Editor: Tessa L. Dysart
The University of Arizona
James E. Rogers College of Law

Tuesday, April 2, 2024

Attack the Reasoning, not the Judge

In her post Be Accurate in Your Case Citations, Professor Dysart mentioned two things that she emphasizes when she talks to attorneys and students about professionalism in appellate advocacy. First, the importance of accurately representing case law and the record. (Her post focused on this point.) Second, the importance of not attacking the lower court judge or opposing counsel. The latter point called to mind Sanches v. Carrollton Farmers Branch Independent School District.[1]

There, the appellant’s opening brief contained this paragraph:

The Magistrate's egregious errors in its failure to utilize or apply the law constitute extraordinary circumstances, justifying vacateur of the assignment to Magistrate. Specifically, the Magistrate applied improper legal standards in deciding the Title IX elements of loss of educational opportunities and deliberate indifference, ignoring precedent. Further, the Court failed to consider Sanches' Section 1983 claims and summarily dismissed them without analysis or review. Because a magistrate is not an Article III judge, his incompetence in applying general principals of law are extraordinary.

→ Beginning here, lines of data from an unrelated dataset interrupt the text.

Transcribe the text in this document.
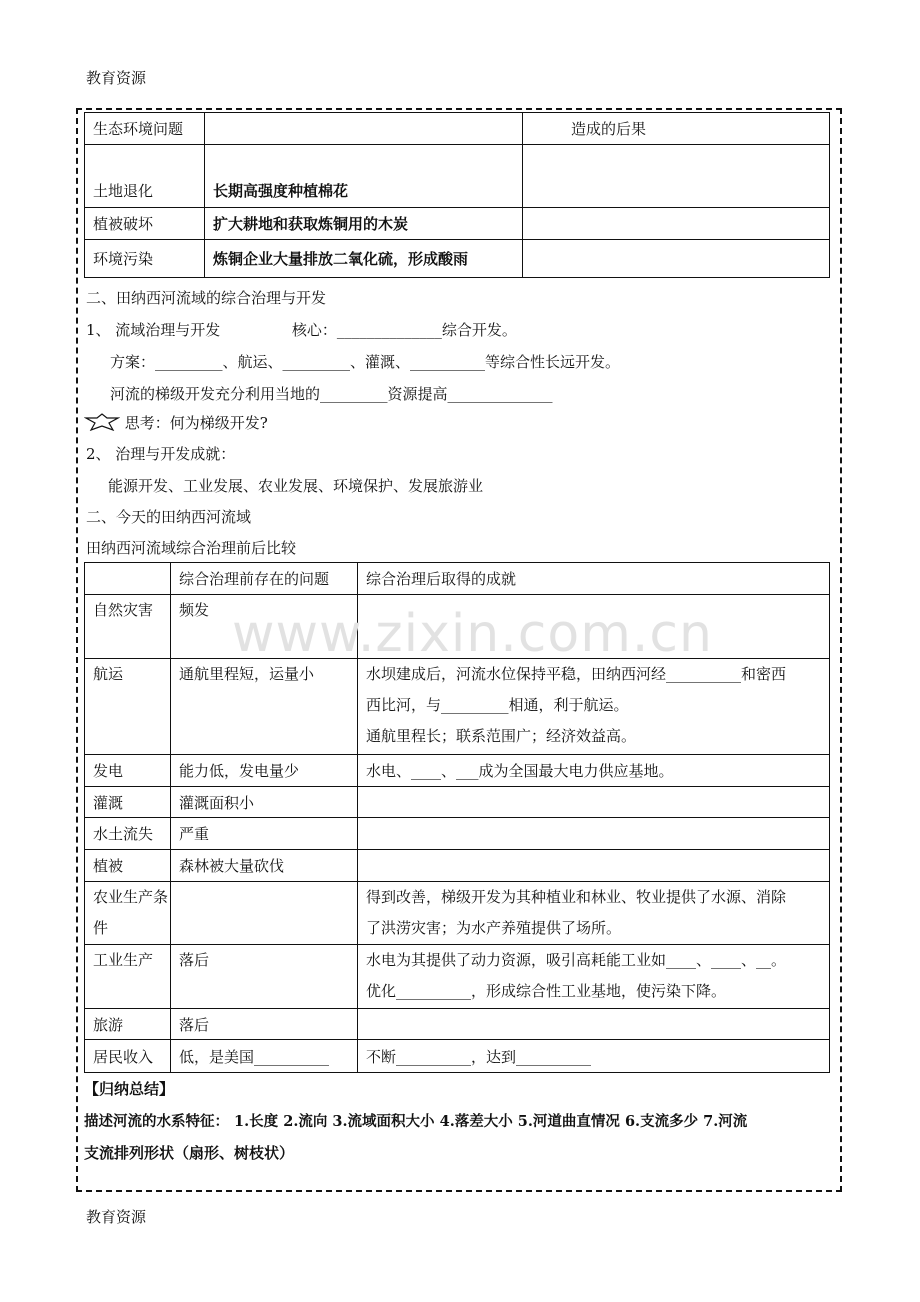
教育资源
生态环境问题		造成的后果
土地退化	长期高强度种植棉花	
植被破坏	扩大耕地和获取炼铜用的木炭	
环境污染	炼铜企业大量排放二氧化硫，形成酸雨	
二、田纳西河流域的综合治理与开发
1、 流域治理与开发               核心：______________综合开发。
方案：_________、航运、_________、灌溉、__________等综合性长远开发。
河流的梯级开发充分利用当地的_________资源提高______________
思考：何为梯级开发?
2、 治理与开发成就：
能源开发、工业发展、农业发展、环境保护、发展旅游业
二、今天的田纳西河流域
田纳西河流域综合治理前后比较
	综合治理前存在的问题	综合治理后取得的成就
自然灾害	频发	
航运	通航里程短，运量小	水坝建成后，河流水位保持平稳，田纳西河经__________和密西
西比河，与_________相通，利于航运。
通航里程长；联系范围广；经济效益高。

发电	能力低，发电量少	水电、____、___成为全国最大电力供应基地。
灌溉	灌溉面积小	
水土流失	严重	
植被	森林被大量砍伐	
农业生产条件		得到改善，梯级开发为其种植业和林业、牧业提供了水源、消除
了洪涝灾害；为水产养殖提供了场所。

工业生产	落后	水电为其提供了动力资源，吸引高耗能工业如____、____、__。
优化__________，形成综合性工业基地，使污染下降。

旅游	落后	
居民收入	低，是美国__________	不断__________，达到__________
www.zixin.com.cn
【归纳总结】
描述河流的水系特征： 1.长度 2.流向 3.流域面积大小 4.落差大小 5.河道曲直情况 6.支流多少 7.河流
支流排列形状（扇形、树枝状）
教育资源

This paragraph was of much interest to at least one judge on the panel. Appellant’s counsel spent the first five minutes of his fifteen minutes of oral argument time responding to questions about the attack on the magistrate judge’s competence. You can listen to the argument here: Sanches Oral Argument.wma. That time would have been better spent discussing the substance of the appeal.

The court’s PUBLISHED[2] decision called out the attack on the magistrate judge:

Not content to raise this issue of law in a professional manner, Sanches and her attorneys launched an unjustified attack on Magistrate Judge Stickney. The main portion of the argument on this point, contained in Sanches's opening brief, reads verbatim as follows:

The Magistrate's egregious errors in its [sic] failure to utilize or apply the law constitute extraordinary circumstances, justifying vacateur [sic] of the assignment to [sic] Magistrate. Specifically, the Magistrate applied improper legal standards in deciding the Title IX elements of loss of educational opportunities and deliberate indifference, ignoring precedent. Further, the Court failed to consider Sanches' Section 1983 claims and summarily dismissed them without analysis or review. Because a magistrate is not an Article III judge, his incompetence in applying general principals [sic] of law are [sic] extraordinary.

(Footnote omitted.)

These sentences are so poorly written that it is difficult to decipher what the attorneys mean, but any plausible reading is troubling, and the quoted passage is an unjustified and most unprofessional and disrespectful attack on the judicial process in general and the magistrate judge assignment here in particular. This may be a suggestion that Magistrate Judge Stickney is incompetent. It might be an assertion that all federal magistrate judges are incompetent. It could be an allegation that only Article III judges are competent. Or it may only mean that Magistrate Judge Stickney's decisions in this case are incompetent, a proposition that is absurd in light of the correctness of his impressive rulings. Under any of these possible readings, the attorneys' attack on Magistrate Judge Stickney's decisionmaking is reprehensible.[3]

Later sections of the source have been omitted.